Summary
Tactile experiences in the real world are rich in texture and temporal patterns. While the role of texture in driving somatosensory cortical activity is well established, there is emerging evidence that somatosensory activity is sensitive to tactile temporal statistics (i.e., the time intervals that separate stimuli in trains of successive tactile pulses). Cortical processing of tactile pulses may be shaped by preceding pulses, but this influence will vary with inter-stimulus intervals. It is possible that tactile information lingers only briefly in the early stages of the cortical processing and will influence processing of the next pulse only at short intervals; in the intermediary stages it lingers longer, allowing it to shape the processing of even multiple successive pulses over more prolonged intervals. Here we recorded scalp EEG signals from somatosensory cortex in response to a train of tactile pulses presented to the fingertips with varying inter-stimulus intervals spanning 100 to 10,000 ms. We traced cortical tactile processing through its early (<75 ms), intermediate (75 to 150 ms) and late stages (150 to 300 ms). The early and late stages of somatosensory activity were similarly shaped by the preceding pulse; this influence declined with increasing inter-stimulus interval.

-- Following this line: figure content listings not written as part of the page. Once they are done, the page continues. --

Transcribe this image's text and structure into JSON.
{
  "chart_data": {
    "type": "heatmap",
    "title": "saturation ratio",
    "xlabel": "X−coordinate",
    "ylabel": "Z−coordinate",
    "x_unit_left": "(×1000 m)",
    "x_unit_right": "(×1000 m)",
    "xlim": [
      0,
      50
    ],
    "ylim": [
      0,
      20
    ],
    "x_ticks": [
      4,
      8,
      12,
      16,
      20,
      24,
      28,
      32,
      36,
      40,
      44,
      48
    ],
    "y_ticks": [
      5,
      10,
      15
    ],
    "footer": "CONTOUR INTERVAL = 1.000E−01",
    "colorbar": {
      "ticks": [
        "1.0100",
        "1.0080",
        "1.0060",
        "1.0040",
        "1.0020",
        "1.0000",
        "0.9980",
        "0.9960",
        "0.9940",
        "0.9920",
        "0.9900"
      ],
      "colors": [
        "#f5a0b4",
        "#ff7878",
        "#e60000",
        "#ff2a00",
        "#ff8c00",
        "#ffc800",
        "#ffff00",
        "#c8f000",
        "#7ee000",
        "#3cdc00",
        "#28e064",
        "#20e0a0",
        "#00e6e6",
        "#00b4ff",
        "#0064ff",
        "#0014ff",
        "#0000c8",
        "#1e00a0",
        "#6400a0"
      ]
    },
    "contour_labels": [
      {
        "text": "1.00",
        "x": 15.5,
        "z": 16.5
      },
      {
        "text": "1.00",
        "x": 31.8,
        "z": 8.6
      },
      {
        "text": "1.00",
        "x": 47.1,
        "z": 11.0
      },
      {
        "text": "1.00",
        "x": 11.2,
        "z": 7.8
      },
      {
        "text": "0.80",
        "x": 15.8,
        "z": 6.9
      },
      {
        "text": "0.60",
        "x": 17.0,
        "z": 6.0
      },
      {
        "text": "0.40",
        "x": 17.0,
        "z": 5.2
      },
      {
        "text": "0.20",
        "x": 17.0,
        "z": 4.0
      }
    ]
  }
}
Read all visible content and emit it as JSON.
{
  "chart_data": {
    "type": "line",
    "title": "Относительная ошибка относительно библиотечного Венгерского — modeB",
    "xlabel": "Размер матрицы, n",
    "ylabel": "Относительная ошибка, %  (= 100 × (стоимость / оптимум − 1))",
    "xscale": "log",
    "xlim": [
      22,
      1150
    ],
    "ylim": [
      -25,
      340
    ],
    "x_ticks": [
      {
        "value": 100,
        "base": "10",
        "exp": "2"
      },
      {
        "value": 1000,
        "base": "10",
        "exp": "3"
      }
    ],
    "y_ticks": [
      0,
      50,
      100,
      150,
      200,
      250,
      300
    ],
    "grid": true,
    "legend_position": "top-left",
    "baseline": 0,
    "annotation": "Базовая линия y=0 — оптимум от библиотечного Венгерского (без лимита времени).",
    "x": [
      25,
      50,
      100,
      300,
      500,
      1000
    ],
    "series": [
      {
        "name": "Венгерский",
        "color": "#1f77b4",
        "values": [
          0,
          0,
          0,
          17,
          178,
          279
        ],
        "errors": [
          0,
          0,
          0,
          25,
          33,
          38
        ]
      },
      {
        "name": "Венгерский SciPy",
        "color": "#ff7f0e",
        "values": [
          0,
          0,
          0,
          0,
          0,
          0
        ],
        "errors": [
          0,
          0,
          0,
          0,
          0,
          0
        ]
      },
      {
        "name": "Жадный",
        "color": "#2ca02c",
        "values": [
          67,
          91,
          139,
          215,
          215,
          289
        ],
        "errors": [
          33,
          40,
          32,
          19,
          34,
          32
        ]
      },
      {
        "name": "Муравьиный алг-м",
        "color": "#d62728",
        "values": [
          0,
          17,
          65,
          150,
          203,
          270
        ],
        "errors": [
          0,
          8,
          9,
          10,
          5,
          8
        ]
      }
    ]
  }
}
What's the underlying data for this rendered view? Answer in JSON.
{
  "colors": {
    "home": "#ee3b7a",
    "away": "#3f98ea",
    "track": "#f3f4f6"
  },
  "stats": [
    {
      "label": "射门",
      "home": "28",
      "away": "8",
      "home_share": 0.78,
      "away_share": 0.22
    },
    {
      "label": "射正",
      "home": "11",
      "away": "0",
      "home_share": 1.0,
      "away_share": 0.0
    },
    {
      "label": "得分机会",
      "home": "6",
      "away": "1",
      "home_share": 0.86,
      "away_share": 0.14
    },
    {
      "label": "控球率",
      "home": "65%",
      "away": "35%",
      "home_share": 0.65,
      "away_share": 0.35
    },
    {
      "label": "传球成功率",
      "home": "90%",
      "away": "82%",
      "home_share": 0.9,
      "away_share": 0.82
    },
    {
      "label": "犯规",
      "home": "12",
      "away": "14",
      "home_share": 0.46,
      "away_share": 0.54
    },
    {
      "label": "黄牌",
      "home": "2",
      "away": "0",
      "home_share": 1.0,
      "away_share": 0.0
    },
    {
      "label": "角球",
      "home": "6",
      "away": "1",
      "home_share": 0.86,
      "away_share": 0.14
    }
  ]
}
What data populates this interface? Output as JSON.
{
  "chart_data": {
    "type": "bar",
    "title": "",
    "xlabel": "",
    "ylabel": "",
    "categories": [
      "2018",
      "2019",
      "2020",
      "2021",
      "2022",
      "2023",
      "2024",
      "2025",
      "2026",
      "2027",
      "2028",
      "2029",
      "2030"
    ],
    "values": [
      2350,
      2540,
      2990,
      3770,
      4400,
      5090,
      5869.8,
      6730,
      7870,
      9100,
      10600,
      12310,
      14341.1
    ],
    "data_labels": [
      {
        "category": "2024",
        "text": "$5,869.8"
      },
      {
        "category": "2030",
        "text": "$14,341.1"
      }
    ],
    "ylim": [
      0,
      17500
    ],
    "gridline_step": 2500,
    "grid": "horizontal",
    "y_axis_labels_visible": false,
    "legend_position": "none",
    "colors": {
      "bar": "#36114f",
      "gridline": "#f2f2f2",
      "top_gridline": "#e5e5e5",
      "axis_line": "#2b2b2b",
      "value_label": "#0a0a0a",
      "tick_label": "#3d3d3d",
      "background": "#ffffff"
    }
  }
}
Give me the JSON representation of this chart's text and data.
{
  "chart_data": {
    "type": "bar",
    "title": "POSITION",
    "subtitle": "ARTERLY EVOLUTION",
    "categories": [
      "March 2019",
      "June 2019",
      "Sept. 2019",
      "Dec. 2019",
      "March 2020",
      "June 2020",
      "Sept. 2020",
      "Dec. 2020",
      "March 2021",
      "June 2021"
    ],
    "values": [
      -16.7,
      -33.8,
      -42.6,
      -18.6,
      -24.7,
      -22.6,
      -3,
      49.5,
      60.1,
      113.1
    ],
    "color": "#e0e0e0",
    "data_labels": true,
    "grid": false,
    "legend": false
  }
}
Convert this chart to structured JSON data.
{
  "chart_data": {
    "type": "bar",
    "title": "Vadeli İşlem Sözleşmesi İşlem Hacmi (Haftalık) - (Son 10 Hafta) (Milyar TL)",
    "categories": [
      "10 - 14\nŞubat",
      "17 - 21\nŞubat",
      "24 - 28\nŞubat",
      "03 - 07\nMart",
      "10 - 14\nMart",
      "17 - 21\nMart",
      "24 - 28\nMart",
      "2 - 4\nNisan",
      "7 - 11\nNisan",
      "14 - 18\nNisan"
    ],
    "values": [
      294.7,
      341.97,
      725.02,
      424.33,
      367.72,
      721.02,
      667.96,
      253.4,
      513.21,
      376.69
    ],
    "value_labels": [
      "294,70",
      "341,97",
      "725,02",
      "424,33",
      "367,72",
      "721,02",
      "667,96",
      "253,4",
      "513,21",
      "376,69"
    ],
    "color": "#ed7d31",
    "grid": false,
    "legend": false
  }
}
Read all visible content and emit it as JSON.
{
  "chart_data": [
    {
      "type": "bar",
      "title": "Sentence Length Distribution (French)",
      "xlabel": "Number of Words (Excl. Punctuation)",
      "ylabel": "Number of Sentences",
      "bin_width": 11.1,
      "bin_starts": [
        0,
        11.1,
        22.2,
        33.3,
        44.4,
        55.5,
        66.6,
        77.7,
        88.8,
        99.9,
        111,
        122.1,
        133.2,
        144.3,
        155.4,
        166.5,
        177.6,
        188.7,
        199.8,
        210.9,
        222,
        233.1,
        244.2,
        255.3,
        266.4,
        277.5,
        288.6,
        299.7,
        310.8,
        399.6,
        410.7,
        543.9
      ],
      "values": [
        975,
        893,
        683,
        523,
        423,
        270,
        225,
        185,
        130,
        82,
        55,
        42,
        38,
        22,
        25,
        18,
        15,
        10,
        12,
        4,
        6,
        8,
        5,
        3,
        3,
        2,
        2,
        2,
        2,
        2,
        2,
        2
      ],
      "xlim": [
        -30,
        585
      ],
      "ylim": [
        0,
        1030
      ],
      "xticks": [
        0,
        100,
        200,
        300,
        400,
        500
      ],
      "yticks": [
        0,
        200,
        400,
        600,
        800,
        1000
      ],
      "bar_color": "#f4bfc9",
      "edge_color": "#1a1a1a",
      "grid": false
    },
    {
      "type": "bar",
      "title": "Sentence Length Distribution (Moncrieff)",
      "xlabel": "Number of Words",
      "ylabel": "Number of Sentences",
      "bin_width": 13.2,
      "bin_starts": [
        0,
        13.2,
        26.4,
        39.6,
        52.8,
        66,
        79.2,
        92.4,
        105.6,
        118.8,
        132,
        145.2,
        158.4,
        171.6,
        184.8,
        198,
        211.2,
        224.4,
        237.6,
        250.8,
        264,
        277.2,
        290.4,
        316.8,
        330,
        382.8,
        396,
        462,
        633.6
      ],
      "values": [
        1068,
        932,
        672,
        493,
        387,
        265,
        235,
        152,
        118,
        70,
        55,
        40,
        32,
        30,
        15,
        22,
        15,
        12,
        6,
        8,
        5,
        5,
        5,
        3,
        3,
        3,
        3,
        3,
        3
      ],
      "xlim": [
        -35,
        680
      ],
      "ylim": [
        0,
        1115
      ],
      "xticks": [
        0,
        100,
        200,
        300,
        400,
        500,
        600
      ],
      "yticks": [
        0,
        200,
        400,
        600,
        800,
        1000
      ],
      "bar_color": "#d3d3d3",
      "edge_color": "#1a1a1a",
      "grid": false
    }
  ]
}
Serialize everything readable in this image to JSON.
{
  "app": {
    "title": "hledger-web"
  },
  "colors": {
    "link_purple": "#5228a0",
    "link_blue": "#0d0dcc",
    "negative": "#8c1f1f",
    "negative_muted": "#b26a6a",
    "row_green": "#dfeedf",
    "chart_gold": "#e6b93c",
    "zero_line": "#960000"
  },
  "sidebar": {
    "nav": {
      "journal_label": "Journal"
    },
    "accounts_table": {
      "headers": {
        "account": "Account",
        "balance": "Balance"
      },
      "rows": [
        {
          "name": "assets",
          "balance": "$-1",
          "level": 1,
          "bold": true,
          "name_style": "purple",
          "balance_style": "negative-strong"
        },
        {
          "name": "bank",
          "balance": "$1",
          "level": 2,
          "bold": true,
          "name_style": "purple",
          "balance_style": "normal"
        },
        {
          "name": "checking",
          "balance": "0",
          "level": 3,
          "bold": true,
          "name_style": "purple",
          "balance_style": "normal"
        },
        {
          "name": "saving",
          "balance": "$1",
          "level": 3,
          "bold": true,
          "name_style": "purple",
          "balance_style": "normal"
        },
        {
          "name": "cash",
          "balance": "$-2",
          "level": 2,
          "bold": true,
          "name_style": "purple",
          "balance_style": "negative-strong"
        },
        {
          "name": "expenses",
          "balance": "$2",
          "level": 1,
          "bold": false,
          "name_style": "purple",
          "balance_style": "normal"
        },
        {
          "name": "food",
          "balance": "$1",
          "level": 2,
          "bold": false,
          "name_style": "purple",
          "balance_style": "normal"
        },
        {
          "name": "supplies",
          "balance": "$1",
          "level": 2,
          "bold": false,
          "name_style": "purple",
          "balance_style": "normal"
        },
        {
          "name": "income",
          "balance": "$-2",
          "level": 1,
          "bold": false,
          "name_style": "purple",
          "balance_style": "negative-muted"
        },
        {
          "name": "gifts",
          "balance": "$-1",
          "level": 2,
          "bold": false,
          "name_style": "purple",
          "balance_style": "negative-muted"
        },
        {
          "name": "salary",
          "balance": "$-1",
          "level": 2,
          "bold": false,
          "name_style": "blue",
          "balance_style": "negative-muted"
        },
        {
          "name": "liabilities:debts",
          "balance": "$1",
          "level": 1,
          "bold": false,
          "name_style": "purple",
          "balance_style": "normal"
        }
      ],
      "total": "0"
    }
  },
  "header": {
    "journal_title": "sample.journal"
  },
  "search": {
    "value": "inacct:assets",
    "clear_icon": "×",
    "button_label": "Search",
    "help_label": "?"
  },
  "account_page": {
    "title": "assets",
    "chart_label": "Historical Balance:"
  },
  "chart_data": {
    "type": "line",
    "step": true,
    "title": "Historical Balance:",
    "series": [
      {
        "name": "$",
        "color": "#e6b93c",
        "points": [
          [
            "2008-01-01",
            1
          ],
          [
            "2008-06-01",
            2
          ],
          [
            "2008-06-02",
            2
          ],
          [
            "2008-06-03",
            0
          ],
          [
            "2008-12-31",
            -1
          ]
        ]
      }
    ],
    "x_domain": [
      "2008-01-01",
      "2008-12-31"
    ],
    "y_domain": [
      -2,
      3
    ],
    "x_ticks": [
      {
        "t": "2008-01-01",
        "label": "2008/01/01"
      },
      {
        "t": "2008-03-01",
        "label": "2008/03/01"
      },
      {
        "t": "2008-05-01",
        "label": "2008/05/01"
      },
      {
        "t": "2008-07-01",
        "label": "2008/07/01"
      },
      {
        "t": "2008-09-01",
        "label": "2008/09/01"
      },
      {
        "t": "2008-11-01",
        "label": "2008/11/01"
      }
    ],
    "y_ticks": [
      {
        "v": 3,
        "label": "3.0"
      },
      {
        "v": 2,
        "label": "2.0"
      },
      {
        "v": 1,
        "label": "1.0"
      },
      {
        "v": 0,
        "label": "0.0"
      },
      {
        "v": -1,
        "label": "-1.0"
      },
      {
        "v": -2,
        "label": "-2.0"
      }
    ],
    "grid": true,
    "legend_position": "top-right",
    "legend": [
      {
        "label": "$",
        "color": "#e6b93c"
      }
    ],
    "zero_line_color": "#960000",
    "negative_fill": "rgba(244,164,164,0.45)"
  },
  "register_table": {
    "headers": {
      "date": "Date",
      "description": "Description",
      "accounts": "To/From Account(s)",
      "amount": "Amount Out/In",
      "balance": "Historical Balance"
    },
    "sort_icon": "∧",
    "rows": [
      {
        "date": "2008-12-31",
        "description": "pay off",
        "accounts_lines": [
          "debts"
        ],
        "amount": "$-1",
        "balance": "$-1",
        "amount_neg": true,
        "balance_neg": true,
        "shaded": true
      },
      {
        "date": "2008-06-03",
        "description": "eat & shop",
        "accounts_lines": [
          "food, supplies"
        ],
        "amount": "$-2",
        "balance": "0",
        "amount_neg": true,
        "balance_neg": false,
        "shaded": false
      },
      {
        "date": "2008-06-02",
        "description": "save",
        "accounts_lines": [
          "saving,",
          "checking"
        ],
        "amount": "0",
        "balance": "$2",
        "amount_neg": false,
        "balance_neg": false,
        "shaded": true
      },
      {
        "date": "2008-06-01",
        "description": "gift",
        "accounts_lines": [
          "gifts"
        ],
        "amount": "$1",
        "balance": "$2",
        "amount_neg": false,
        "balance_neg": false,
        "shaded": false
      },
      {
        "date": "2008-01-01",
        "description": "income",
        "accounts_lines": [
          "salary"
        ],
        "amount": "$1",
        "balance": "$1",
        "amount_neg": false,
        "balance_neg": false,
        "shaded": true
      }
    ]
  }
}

The intermediate stage of somatosensory activity was sensitive to both the previous and the penultimate pulses, a sensitivity that was again modulated by their temporal dynamics. Our findings suggest that somatosensory cortex integrates complex temporal patterns during its intermediary processing stages, allowing previous and even penultimate stimuli to modulate ongoing processing of current stimuli.
Competing Interest Statement
A.G. is a co-founder and chairman of QuantActions AG, and is an advisor for Axite B.V. W.W. and K.R.R. had no conflicts to disclose.
Footnotes
citation corrected; the section on the introduction was updated to clarify the tactile information lingers differently in the distinct stages of sensory processing.